Do I work? Do You Work? Should We Both Work?

 Do I work? Do you work? Should we both work? This is all between a husband, wife and God. However, I learned something fascinating this week that sometimes both the husband and wife work to obtain a certain lifestyle. They start bringing kids into the family and both still choose to work, but studies have shown that they actually lose more money than they earn versus those who choose to only have one bread winner. I found that really weird and hard to believe because it seems to make sense that if you have two people working you are going to make more money. But then I started thinking about how expensive day care is or a nanny on top of paying for children. Children alone are really expensive. I can now see how that could really lead to losing money than gaining.

My aunt and uncle have two beautiful babies and they both work. My uncle came over from Brazil when they got married and didn’t know English. So, my aunt at first was the main bread winner. My uncle then started working a little, but my aunt still made most of the money when they had their first child. Now they have two kids and both have really good paying jobs. When they first had their kids, my aunt worked during the day and my uncle watched them and then she would be with them at night while my uncle went to work so there wasn’t a need really for nannies and family would help out when they really needed someone. Then the kids got older and both started working in the day, but they had people in the ward and myself and so it still wasn’t as expensive as a nanny or daycare. They did spend more money, but not anywhere near enough to cancel out one of their job’s income. Now, their kids go to a church preschool that they pay for and is probably the most expensive care they have paid for. Their kids love it and are learning, it helps mom and dad, and it’s still cheaper than day care. They have had times of stress and uncertainty of how they will be able to work everything out at times.
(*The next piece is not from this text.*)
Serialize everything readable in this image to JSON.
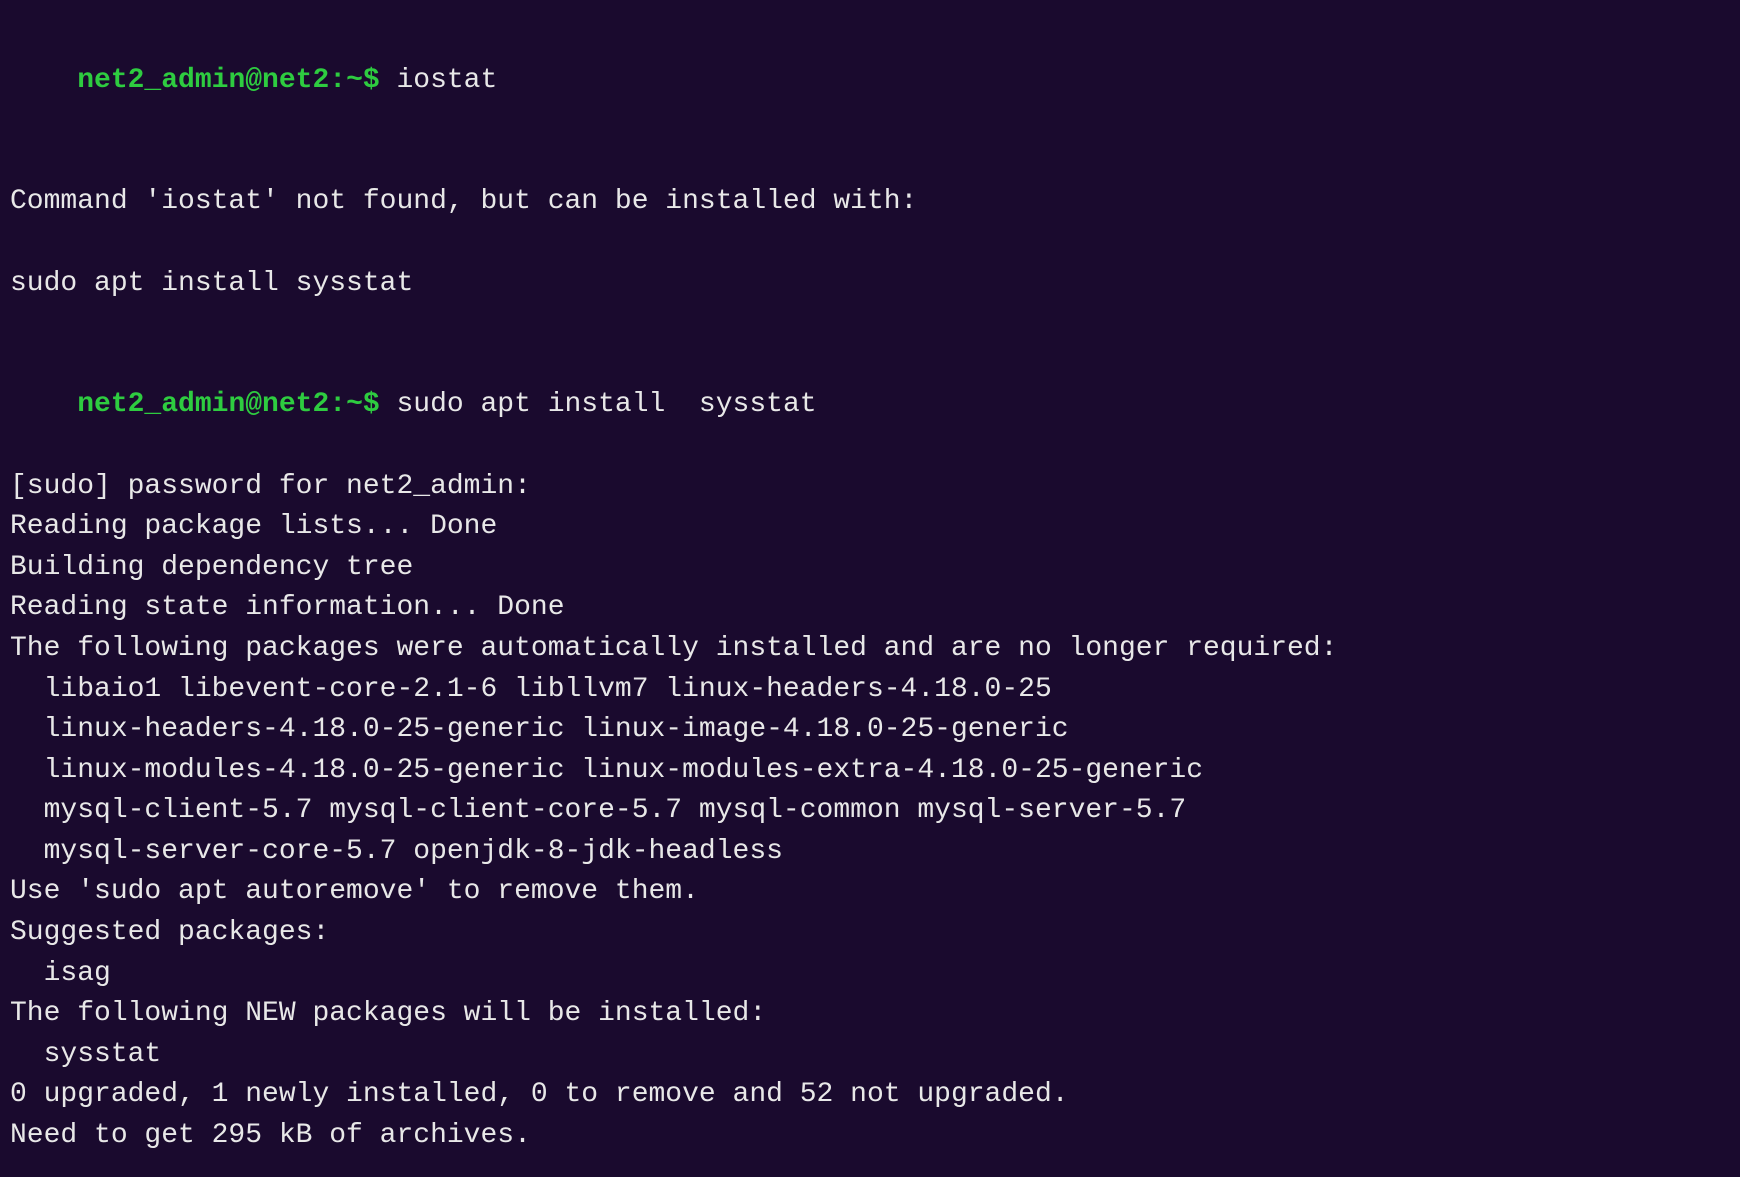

Especially in the summer when I work and the kids aren’t in preschool, but it always ends up working out. 

Their story is why I had such a hard time believing the studies because they didn’t seem to spend so much money on child care that they spent more than they made. But when you take a closer look you can see that they never paid for a nanny or daycare. Both of which are extremely expensive. They had babysitters on weekends, I lived with them when I went to school which helped me not have to drive so far and they had a babysitter who was free of charge. They had a time when they didn’t see each other much because they had different time jobs, but it worked out to take care of the kids. And then they sent them to preschool which they both love so much and mom and dad were able to work without paying daycare or for a nanny. This is not to say that there weren’t times in their lives that they didn’t pay more for child care. There might have even been times when they paid much more than if one of them had just stayed home. But I don’t fully know their finances. I just know that it always worked out. I know that God helped them with that. 

All of this being said, I don’t know what I would do. It truly is between you and God and your spouse. Maybe one of you is supposed to stay home, maybe you both need to work or are able to and would like to. We have studies showing that it can be more expensive for both to work and that children don’t really benefit from being raised by a nanny or day care. But I also know from experience that just because both parents work doesn’t mean that the kids aren’t raised by the parents. My aunt and uncle had it worked out really well where my aunt was with them in the morning and worked afternoon and my uncle was home at 3 or 4 in the afternoon and they were all home for dinner. Pray about what you should do and God will lead you. Act in faith and it will all work out.